2 lbs tomatillos – chopped
1 large onion – chopped
2 cloves garlic – minced
1 large bag spinach – chopped
1.5 C cooked black beans
1/2 jar New Mexico Green Chili (optional)
1 bunch cilantro
1 package corn tortillas (blue or yellow), torn into quarters
1/2 tsp cumin
1/2 tsp coriander
2 tsp salt, or to taste

1.  Preheat oven to 350 degrees.


2.  Saute onion and garlic in canola oil until slightly brown.

3.  Add tomatillos, salt,cumin, coriander and green chili (for medium heat, use 1/2 jar, for hot use whole jar, or leave out if you’re wimpy about spiciness). Cook covered for 5-7 minutes.

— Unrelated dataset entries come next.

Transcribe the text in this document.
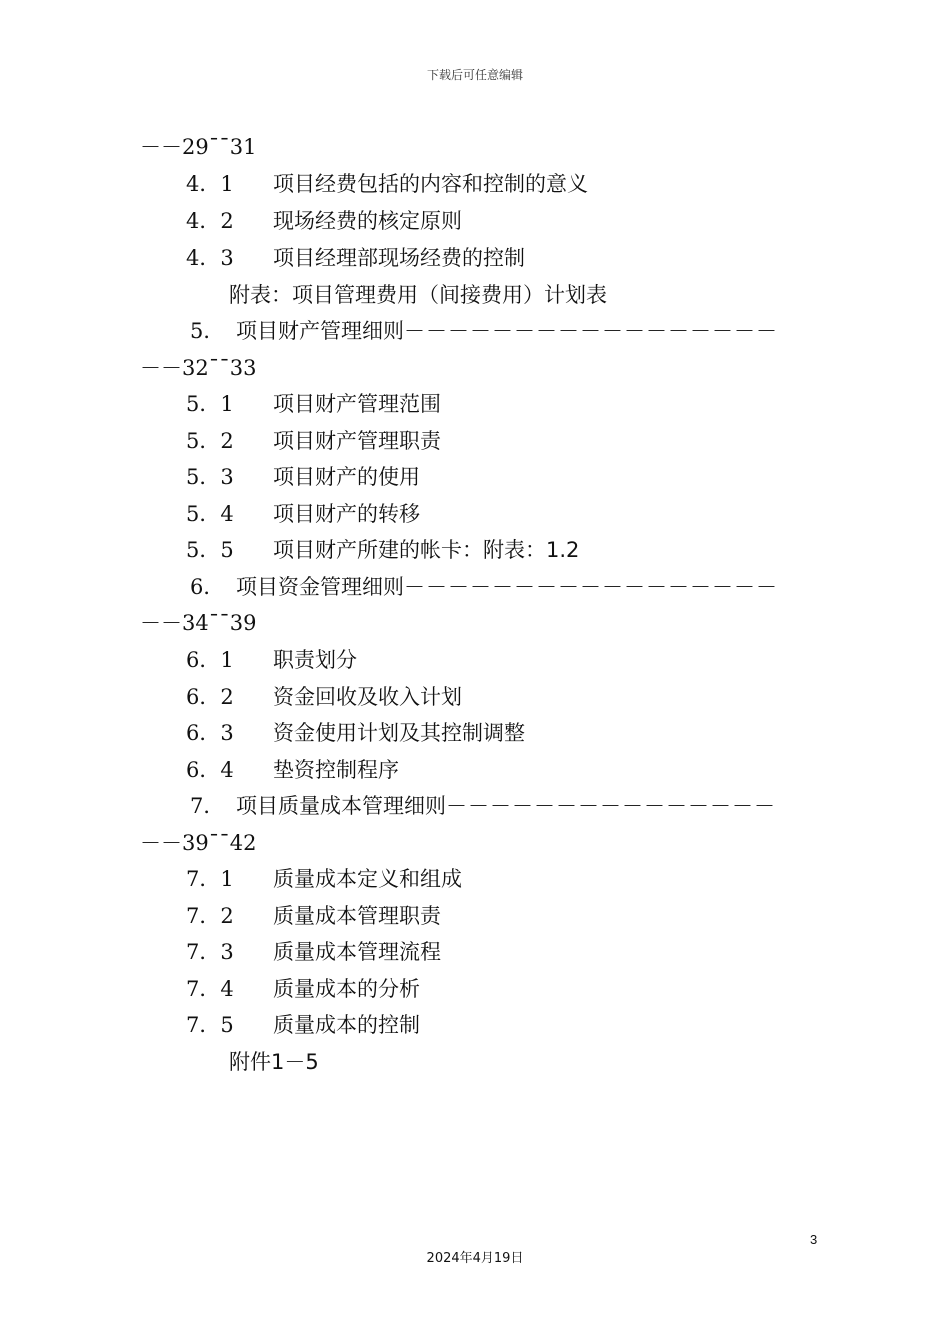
下载后可任意编辑
－－29¯¯31
4．1 项目经费包括的内容和控制的意义
4．2 现场经费的核定原则
4．3 项目经理部现场经费的控制
附表：项目管理费用（间接费用）计划表
5． 项目财产管理细则－－－－－－－－－－－－－－－－－
－－32¯¯33
5．1 项目财产管理范围
5．2 项目财产管理职责
5．3 项目财产的使用
5．4 项目财产的转移
5．5 项目财产所建的帐卡：附表：1.2
6． 项目资金管理细则－－－－－－－－－－－－－－－－－
－－34¯¯39
6．1 职责划分
6．2 资金回收及收入计划
6．3 资金使用计划及其控制调整
6．4 垫资控制程序
7． 项目质量成本管理细则－－－－－－－－－－－－－－－
－－39¯¯42
7．1 质量成本定义和组成
7．2 质量成本管理职责
7．3 质量成本管理流程
7．4 质量成本的分析
7．5 质量成本的控制
附件1－5
3
2024年4月19日
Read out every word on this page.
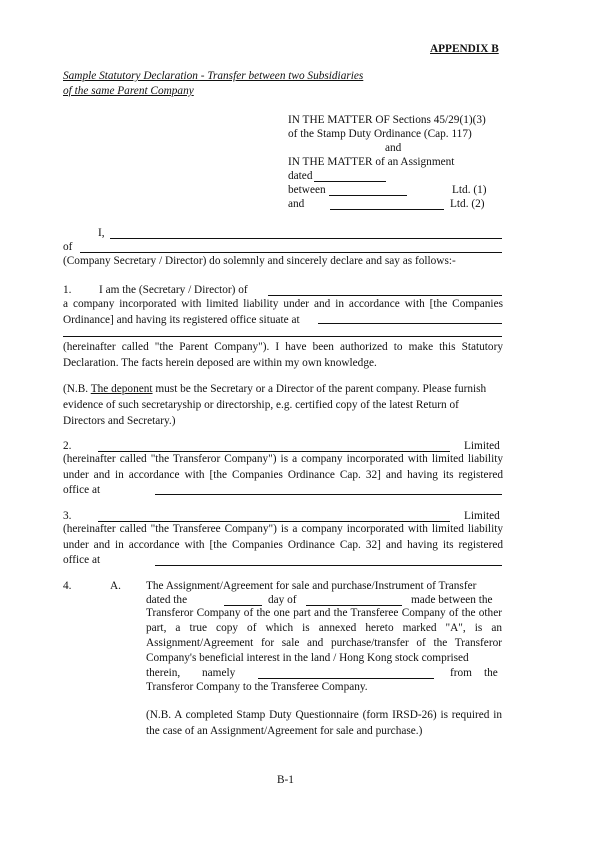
APPENDIX B
Sample Statutory Declaration - Transfer between two Subsidiaries
of the same Parent Company
IN THE MATTER OF Sections 45/29(1)(3)
of the Stamp Duty Ordinance (Cap. 117)
and
IN THE MATTER of an Assignment
dated
between	Ltd. (1)
and	Ltd. (2)
I,
of
(Company Secretary / Director) do solemnly and sincerely declare and say as follows:-
1. I am the (Secretary / Director) of
a company incorporated with limited liability under and in accordance with [the Companies Ordinance] and having its registered office situate at
(hereinafter called "the Parent Company"). I have been authorized to make this Statutory Declaration. The facts herein deposed are within my own knowledge.
(N.B. The deponent must be the Secretary or a Director of the parent company. Please furnish evidence of such secretaryship or directorship, e.g. certified copy of the latest Return of Directors and Secretary.)
2.	Limited
(hereinafter called "the Transferor Company") is a company incorporated with limited liability under and in accordance with [the Companies Ordinance Cap. 32] and having its registered office at
3.	Limited
(hereinafter called "the Transferee Company") is a company incorporated with limited liability under and in accordance with [the Companies Ordinance Cap. 32] and having its registered office at
4.	A. The Assignment/Agreement for sale and purchase/Instrument of Transfer
dated the	day of	made between the
Transferor Company of the one part and the Transferee Company of the other part, a true copy of which is annexed hereto marked "A", is an Assignment/Agreement for sale and purchase/transfer of the Transferor Company's beneficial interest in the land / Hong Kong stock comprised
therein, namely	from the
Transferor Company to the Transferee Company.
(N.B. A completed Stamp Duty Questionnaire (form IRSD-26) is required in the case of an Assignment/Agreement for sale and purchase.)
B-1
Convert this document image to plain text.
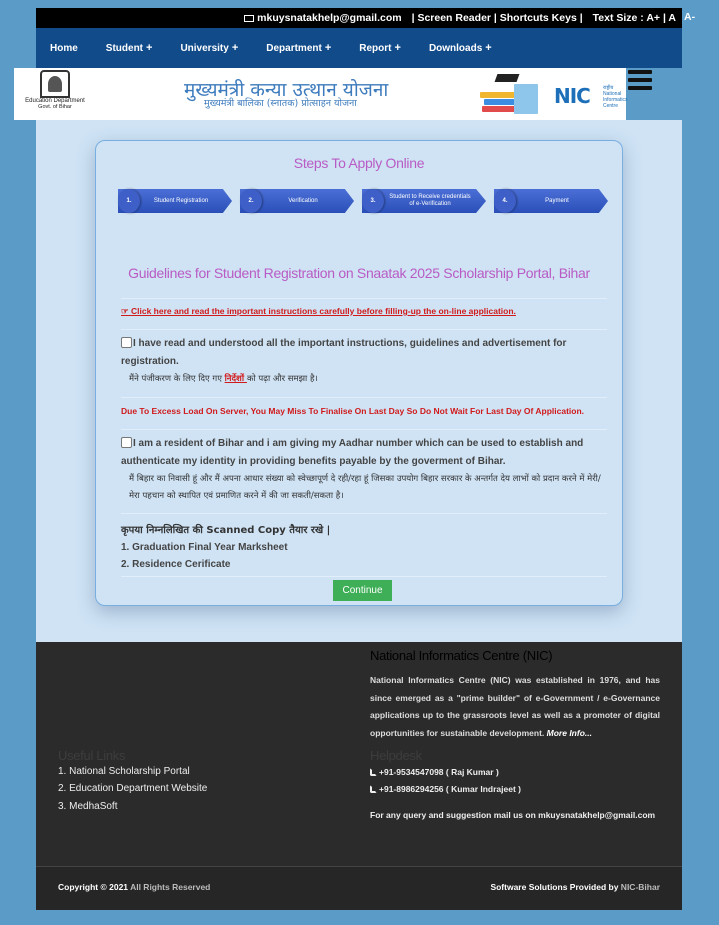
mkuysnatakhelp@gmail.com | Screen Reader | Shortcuts Keys | Text Size : A+ | A A-
Home	Student +	University +	Department +	Report +	Downloads +
Education Department
Govt. of Bihar
मुख्यमंत्री कन्या उत्थान योजना
मुख्यमंत्री बालिका (स्नातक) प्रोत्साहन योजना	NIC	राष्ट्रीय National Informatics Centre
Steps To Apply Online
1.	Student Registration	2.	Verification	3.
Student to Receive credentials of e-Verification	4.	Payment
Guidelines for Student Registration on Snaatak 2025 Scholarship Portal, Bihar
☞ Click here and read the important instructions carefully before filling-up the on-line application.
I have read and understood all the important instructions, guidelines and advertisement for registration.
मैंने पंजीकरण के लिए दिए गए निर्देशों को पढ़ा और समझा है।
Due To Excess Load On Server, You May Miss To Finalise On Last Day So Do Not Wait For Last Day Of Application.
I am a resident of Bihar and i am giving my Aadhar number which can be used to establish and authenticate my identity in providing benefits payable by the goverment of Bihar.
मैं बिहार का निवासी हूं और मैं अपना आधार संख्या को स्वेच्छापूर्ण दे रही/रहा हूं जिसका उपयोग बिहार सरकार के अन्तर्गत देय लाभों को प्रदान करने में मेरी/मेरा पहचान को स्थापित एवं प्रमाणित करने में की जा सकती/सकता है।
कृपया निम्नलिखित की Scanned Copy तैयार रखे |
1. Graduation Final Year Marksheet
2. Residence Cerificate
Continue
National Informatics Centre (NIC)
National Informatics Centre (NIC) was established in 1976, and has since emerged as a "prime builder" of e-Government / e-Governance applications up to the grassroots level as well as a promoter of digital opportunities for sustainable development. More Info...
Useful Links	Helpdesk
1. National Scholarship Portal
2. Education Department Website
3. MedhaSoft
+91-9534547098 ( Raj Kumar )
+91-8986294256 ( Kumar Indrajeet )
For any query and suggestion mail us on mkuysnatakhelp@gmail.com
Copyright © 2021 All Rights Reserved	Software Solutions Provided by NIC-Bihar
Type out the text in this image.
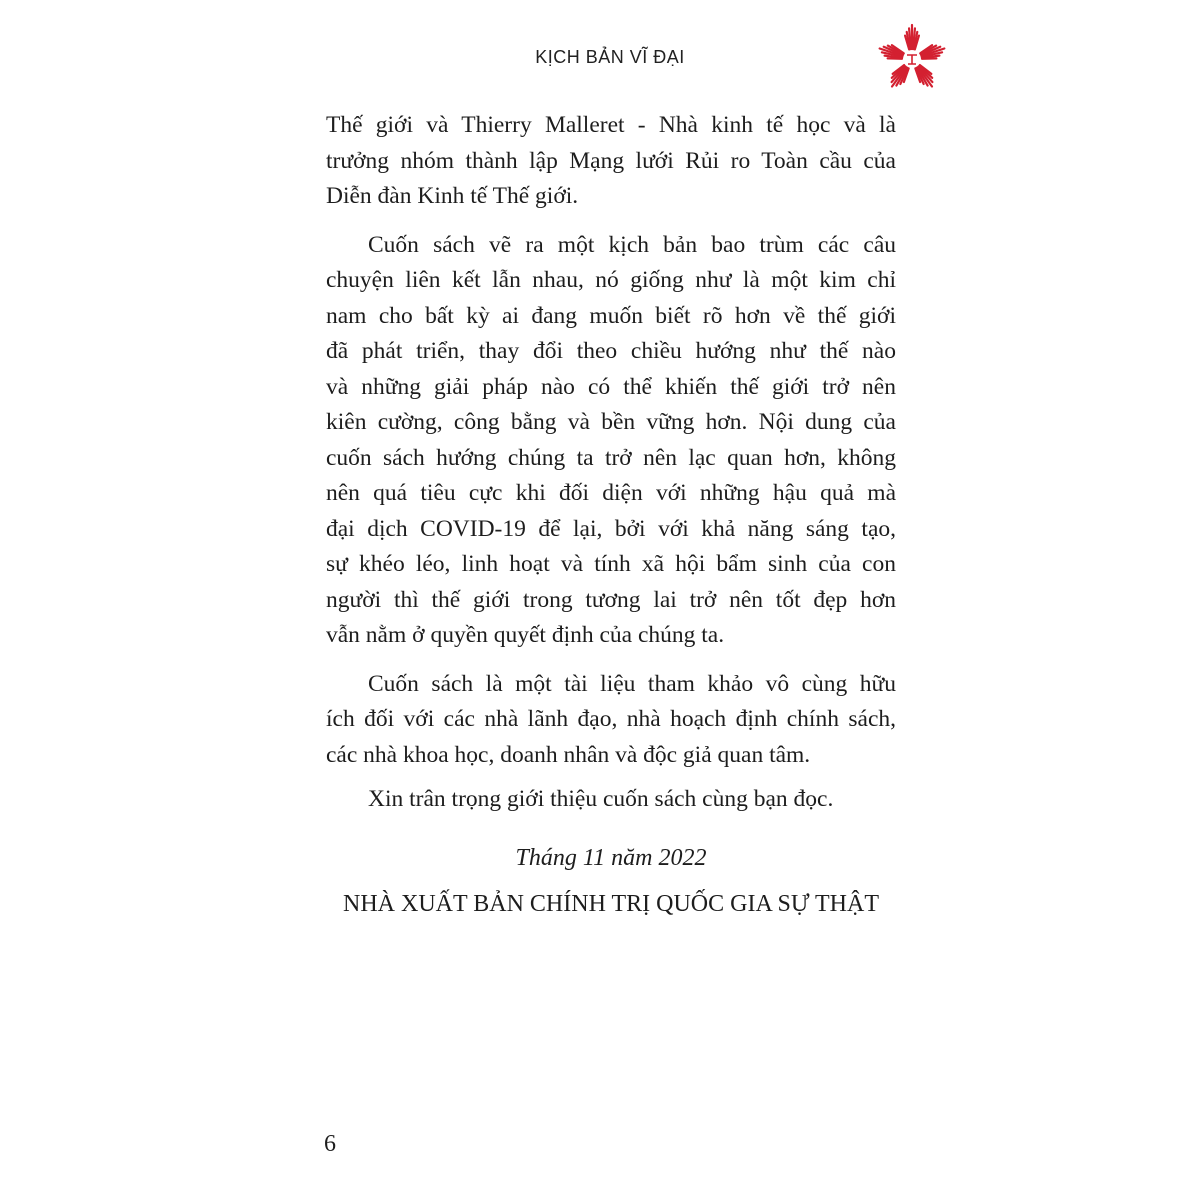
KỊCH BẢN VĨ ĐẠI
Thế giới và Thierry Malleret - Nhà kinh tế học và là
trưởng nhóm thành lập Mạng lưới Rủi ro Toàn cầu của
Diễn đàn Kinh tế Thế giới.
Cuốn sách vẽ ra một kịch bản bao trùm các câu
chuyện liên kết lẫn nhau, nó giống như là một kim chỉ
nam cho bất kỳ ai đang muốn biết rõ hơn về thế giới
đã phát triển, thay đổi theo chiều hướng như thế nào
và những giải pháp nào có thể khiến thế giới trở nên
kiên cường, công bằng và bền vững hơn. Nội dung của
cuốn sách hướng chúng ta trở nên lạc quan hơn, không
nên quá tiêu cực khi đối diện với những hậu quả mà
đại dịch COVID-19 để lại, bởi với khả năng sáng tạo,
sự khéo léo, linh hoạt và tính xã hội bẩm sinh của con
người thì thế giới trong tương lai trở nên tốt đẹp hơn
vẫn nằm ở quyền quyết định của chúng ta.
Cuốn sách là một tài liệu tham khảo vô cùng hữu
ích đối với các nhà lãnh đạo, nhà hoạch định chính sách,
các nhà khoa học, doanh nhân và độc giả quan tâm.
Xin trân trọng giới thiệu cuốn sách cùng bạn đọc.
Tháng 11 năm 2022
NHÀ XUẤT BẢN CHÍNH TRỊ QUỐC GIA SỰ THẬT
6
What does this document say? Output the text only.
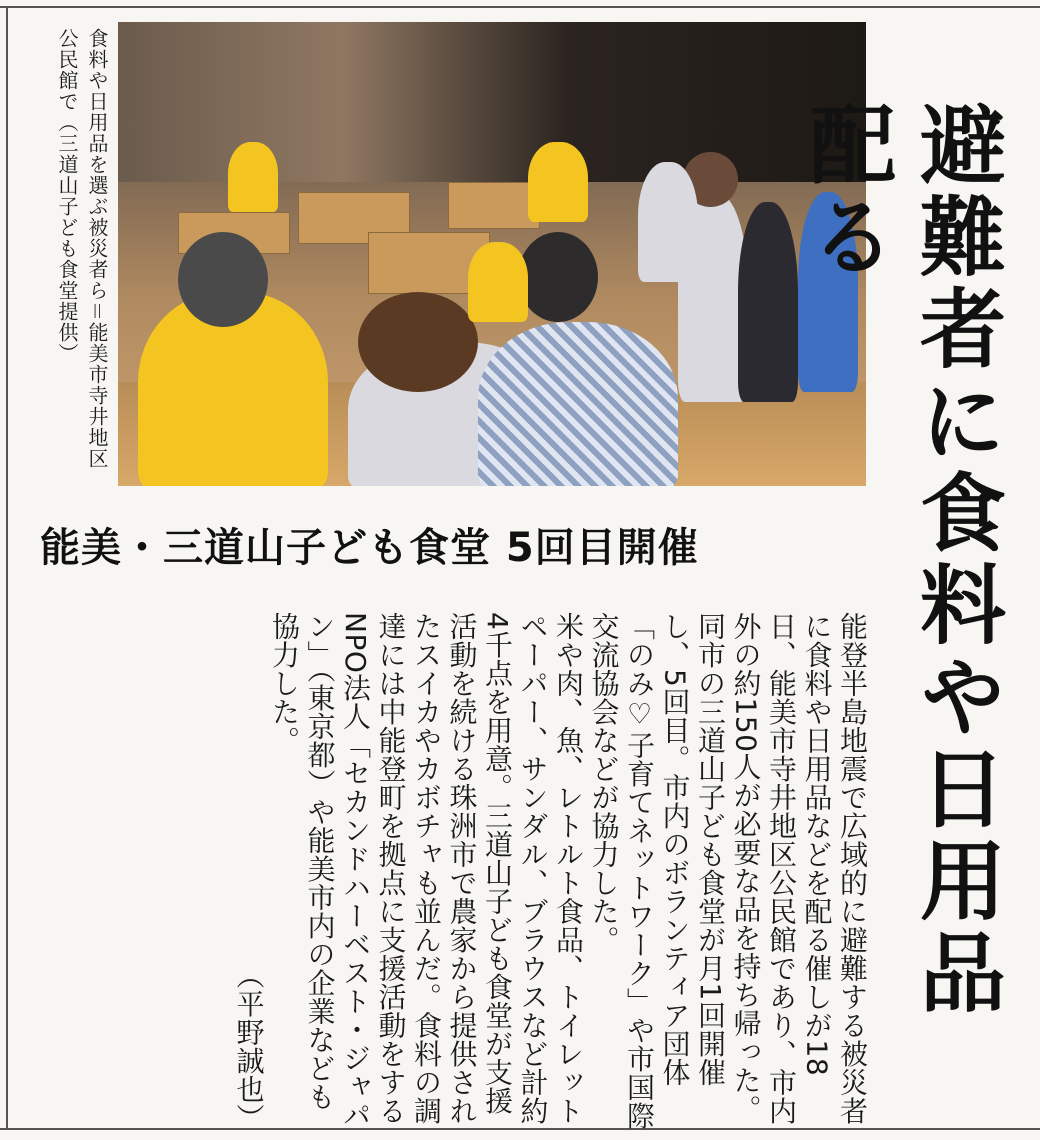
食料や日用品を選ぶ被災者ら＝能美市寺井地区公民館で（三道山子ども食堂提供）	避難者に食料や日用品配る
能美・三道山子ども食堂 5回目開催

能登半島地震で広域的に避難する被災者に食料や日用品などを配る催しが18日、能美市寺井地区公民館であり、市内外の約150人が必要な品を持ち帰った。

同市の三道山子ども食堂が月1回開催し、5回目。市内のボランティア団体「のみ♡子育てネットワーク」や市国際交流協会などが協力した。

米や肉、魚、レトルト食品、トイレットペーパー、サンダル、ブラウスなど計約4千点を用意。三道山子ども食堂が支援活動を続ける珠洲市で農家から提供されたスイカやカボチャも並んだ。食料の調達には中能登町を拠点に支援活動をするNPO法人「セカンドハーベスト・ジャパン」（東京都）や能美市内の企業なども協力した。

（平野誠也）
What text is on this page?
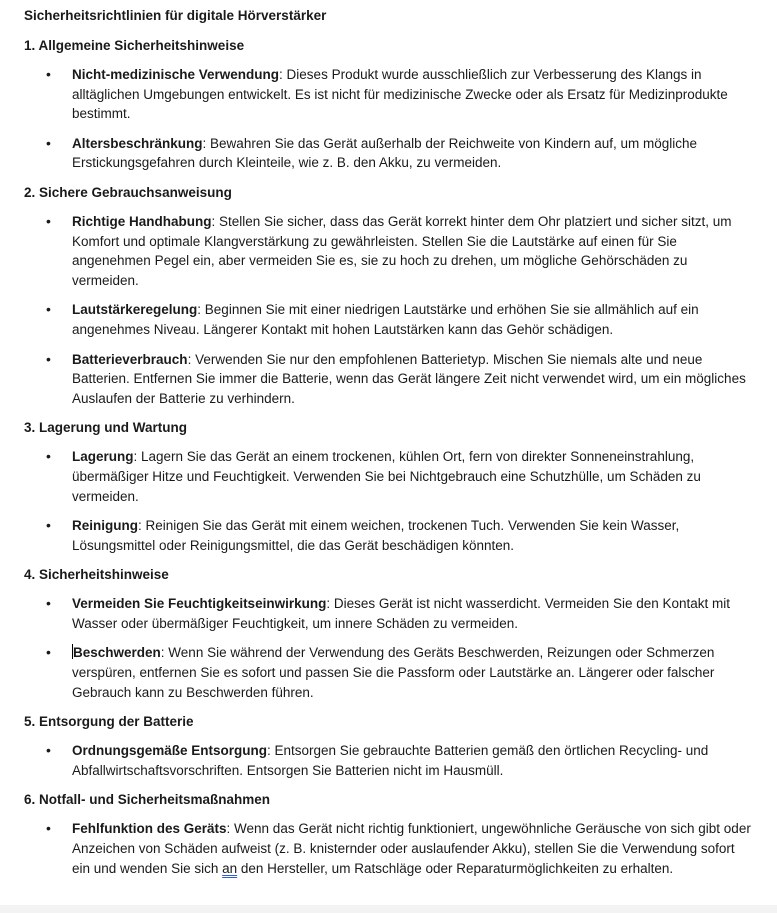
Sicherheitsrichtlinien für digitale Hörverstärker
1. Allgemeine Sicherheitshinweise
• Nicht-medizinische Verwendung: Dieses Produkt wurde ausschließlich zur Verbesserung des Klangs in alltäglichen Umgebungen entwickelt. Es ist nicht für medizinische Zwecke oder als Ersatz für Medizinprodukte bestimmt.
• Altersbeschränkung: Bewahren Sie das Gerät außerhalb der Reichweite von Kindern auf, um mögliche Erstickungsgefahren durch Kleinteile, wie z. B. den Akku, zu vermeiden.
2. Sichere Gebrauchsanweisung
• Richtige Handhabung: Stellen Sie sicher, dass das Gerät korrekt hinter dem Ohr platziert und sicher sitzt, um Komfort und optimale Klangverstärkung zu gewährleisten. Stellen Sie die Lautstärke auf einen für Sie angenehmen Pegel ein, aber vermeiden Sie es, sie zu hoch zu drehen, um mögliche Gehörschäden zu vermeiden.
• Lautstärkeregelung: Beginnen Sie mit einer niedrigen Lautstärke und erhöhen Sie sie allmählich auf ein angenehmes Niveau. Längerer Kontakt mit hohen Lautstärken kann das Gehör schädigen.
• Batterieverbrauch: Verwenden Sie nur den empfohlenen Batterietyp. Mischen Sie niemals alte und neue Batterien. Entfernen Sie immer die Batterie, wenn das Gerät längere Zeit nicht verwendet wird, um ein mögliches Auslaufen der Batterie zu verhindern.
3. Lagerung und Wartung
• Lagerung: Lagern Sie das Gerät an einem trockenen, kühlen Ort, fern von direkter Sonneneinstrahlung, übermäßiger Hitze und Feuchtigkeit. Verwenden Sie bei Nichtgebrauch eine Schutzhülle, um Schäden zu vermeiden.
• Reinigung: Reinigen Sie das Gerät mit einem weichen, trockenen Tuch. Verwenden Sie kein Wasser, Lösungsmittel oder Reinigungsmittel, die das Gerät beschädigen könnten.
4. Sicherheitshinweise
• Vermeiden Sie Feuchtigkeitseinwirkung: Dieses Gerät ist nicht wasserdicht. Vermeiden Sie den Kontakt mit Wasser oder übermäßiger Feuchtigkeit, um innere Schäden zu vermeiden.
• Beschwerden: Wenn Sie während der Verwendung des Geräts Beschwerden, Reizungen oder Schmerzen verspüren, entfernen Sie es sofort und passen Sie die Passform oder Lautstärke an. Längerer oder falscher Gebrauch kann zu Beschwerden führen.
5. Entsorgung der Batterie
• Ordnungsgemäße Entsorgung: Entsorgen Sie gebrauchte Batterien gemäß den örtlichen Recycling- und Abfallwirtschaftsvorschriften. Entsorgen Sie Batterien nicht im Hausmüll.
6. Notfall- und Sicherheitsmaßnahmen
• Fehlfunktion des Geräts: Wenn das Gerät nicht richtig funktioniert, ungewöhnliche Geräusche von sich gibt oder Anzeichen von Schäden aufweist (z. B. knisternder oder auslaufender Akku), stellen Sie die Verwendung sofort ein und wenden Sie sich an den Hersteller, um Ratschläge oder Reparaturmöglichkeiten zu erhalten.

4.  Add spinach and beans. Cook uncovered until most of the spinach is wilted.

5.  Add cilantro just before assembling the enchiladas in the pan.

6.  In some kind of oven pan (rectangular brownie pan, or whatever you have), put down one layer of tortillas, followed by a layer of tomatillo mixture. Keep alternating layers until pan is almost full, ending with the sauce on top.

7.  Bake at 350 for ~30 minutes.
Experiment with throwing just about anything into the green sauce, like yellow squash, mushrooms, or potatoes. If you’re feeling ambitious, or want to impress people, roll the enchiladas instead of layering.